Changes in the warehouse market will depend on Central Bank policy and the continuation of key rate cuts.
Trends and news
- The bulk of transactions will involve speculative space already on the market or becoming available in the near future.
- The market has shifted from a “shortage” model to one of negotiating balance, with landlords increasingly willing to accommodate reliable tenants to maintain occupancy.
- In 2025, the average size of warehouse lease deals decreased.
- Users are seeking to utilise leased space more efficiently, contributing to the emergence of sublease offerings.
- Following record growth in warehouse rents and sale prices, growth is slowing and a stabilisation phase is beginning.
- Vacancy growth in 2026 will primarily be linked to the launch of new facilities: additional supply will enter the market faster than demand recovers. Around 200,000 sq m of warehouse space is planned for commissioning in 2026, including NK Park (phase two), DoorHan and the Druzhba industrial park.
- Demand for warehouse space from e-commerce and grocery retail remains, but does not reach previously observed volumes. Companies in these segments are more focused on optimising existing logistics infrastructure than on large-scale expansion, which may affect overall absorption dynamics in 2026.
- At the end of 2025, it became known that one marketplace operator intends to lease a 120,000 sq m quality warehouse in Kazan, with a BTR construction option under consideration.
- Demand may shift towards warehouse blocks of up to 5,000–10,000 sq m. Under current market conditions, dividing large facilities among several tenants may again become economically viable.
Office real estate: market indicators
At the end of 2025, total quality office supply in Kazan comprised 63 properties with a combined area exceeding 620,000 sq m.
For the office real estate market as a whole, 2025 was a year of adaptation to new economic conditions and rising costs. All market participants are working to improve asset management efficiency. In particular, in 2025, the companies Tekhnologii Doveriya and B1 Group optimised their office space, relocating to smaller formats.
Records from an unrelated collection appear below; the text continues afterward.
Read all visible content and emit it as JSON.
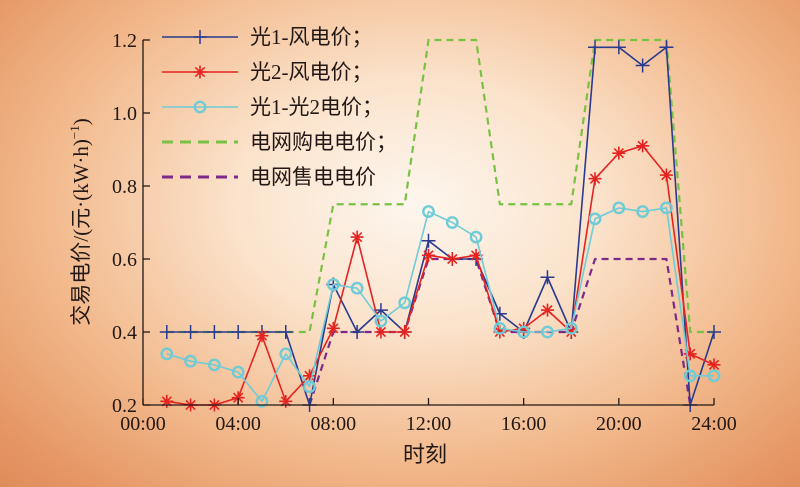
{
  "chart_data": {
    "type": "line",
    "title": "",
    "xlabel": "时刻",
    "ylabel": "交易电价/(元·(kW·h)",
    "ylabel_sup": "−1",
    "ylabel_close": ")",
    "xlim": [
      0,
      24
    ],
    "ylim": [
      0.2,
      1.2
    ],
    "x_ticks": [
      0,
      4,
      8,
      12,
      16,
      20,
      24
    ],
    "x_tick_labels": [
      "00:00",
      "04:00",
      "08:00",
      "12:00",
      "16:00",
      "20:00",
      "24:00"
    ],
    "y_ticks": [
      0.2,
      0.4,
      0.6,
      0.8,
      1.0,
      1.2
    ],
    "y_tick_labels": [
      "0.2",
      "0.4",
      "0.6",
      "0.8",
      "1.0",
      "1.2"
    ],
    "grid": false,
    "legend_position": "top-left",
    "series": [
      {
        "name": "光1-风电价；",
        "color": "#2a3a8e",
        "style": "solid",
        "marker": "plus",
        "x": [
          1,
          2,
          3,
          4,
          5,
          6,
          7,
          8,
          9,
          10,
          11,
          12,
          13,
          14,
          15,
          16,
          17,
          18,
          19,
          20,
          21,
          22,
          23,
          24
        ],
        "values": [
          0.4,
          0.4,
          0.4,
          0.4,
          0.4,
          0.4,
          0.2,
          0.53,
          0.4,
          0.46,
          0.4,
          0.65,
          0.6,
          0.6,
          0.45,
          0.4,
          0.55,
          0.4,
          1.18,
          1.18,
          1.13,
          1.18,
          0.2,
          0.4
        ]
      },
      {
        "name": "光2-风电价；",
        "color": "#e52421",
        "style": "solid",
        "marker": "star",
        "x": [
          1,
          2,
          3,
          4,
          5,
          6,
          7,
          8,
          9,
          10,
          11,
          12,
          13,
          14,
          15,
          16,
          17,
          18,
          19,
          20,
          21,
          22,
          23,
          24
        ],
        "values": [
          0.21,
          0.2,
          0.2,
          0.22,
          0.39,
          0.21,
          0.28,
          0.41,
          0.66,
          0.4,
          0.4,
          0.61,
          0.6,
          0.61,
          0.4,
          0.41,
          0.46,
          0.4,
          0.82,
          0.89,
          0.91,
          0.83,
          0.34,
          0.31
        ]
      },
      {
        "name": "光1-光2电价；",
        "color": "#6fcbd6",
        "style": "solid",
        "marker": "circle",
        "x": [
          1,
          2,
          3,
          4,
          5,
          6,
          7,
          8,
          9,
          10,
          11,
          12,
          13,
          14,
          15,
          16,
          17,
          18,
          19,
          20,
          21,
          22,
          23,
          24
        ],
        "values": [
          0.34,
          0.32,
          0.31,
          0.29,
          0.21,
          0.34,
          0.25,
          0.53,
          0.52,
          0.43,
          0.48,
          0.73,
          0.7,
          0.66,
          0.41,
          0.4,
          0.4,
          0.41,
          0.71,
          0.74,
          0.73,
          0.74,
          0.28,
          0.28
        ]
      },
      {
        "name": "电网购电电价；",
        "color": "#79c143",
        "style": "dashed",
        "marker": "none",
        "x": [
          1,
          7,
          8,
          11,
          12,
          14,
          15,
          18,
          19,
          22,
          23,
          24
        ],
        "values": [
          0.4,
          0.4,
          0.75,
          0.75,
          1.2,
          1.2,
          0.75,
          0.75,
          1.2,
          1.2,
          0.4,
          0.4
        ]
      },
      {
        "name": "电网售电电价",
        "color": "#7b2a89",
        "style": "dashed",
        "marker": "none",
        "x": [
          7,
          8,
          11,
          12,
          14,
          15,
          18,
          19,
          22,
          23
        ],
        "values": [
          0.2,
          0.4,
          0.4,
          0.6,
          0.6,
          0.4,
          0.4,
          0.6,
          0.6,
          0.2
        ]
      }
    ]
  }
}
Class A office rents rose by 16% since the start of the year (to 2,882 roubles per sq m), largely driven by indexation and inflationary pressure.
In terms of vacancy rates — a key indicator of supply and demand balance — the market also saw noticeable changes: while at the end of 2024 vacant space accounted for 3.3%, by December it had reached 6.8%. The increase reflects a trend towards space optimisation, with tenants reducing floor area or relocating to more affordable locations.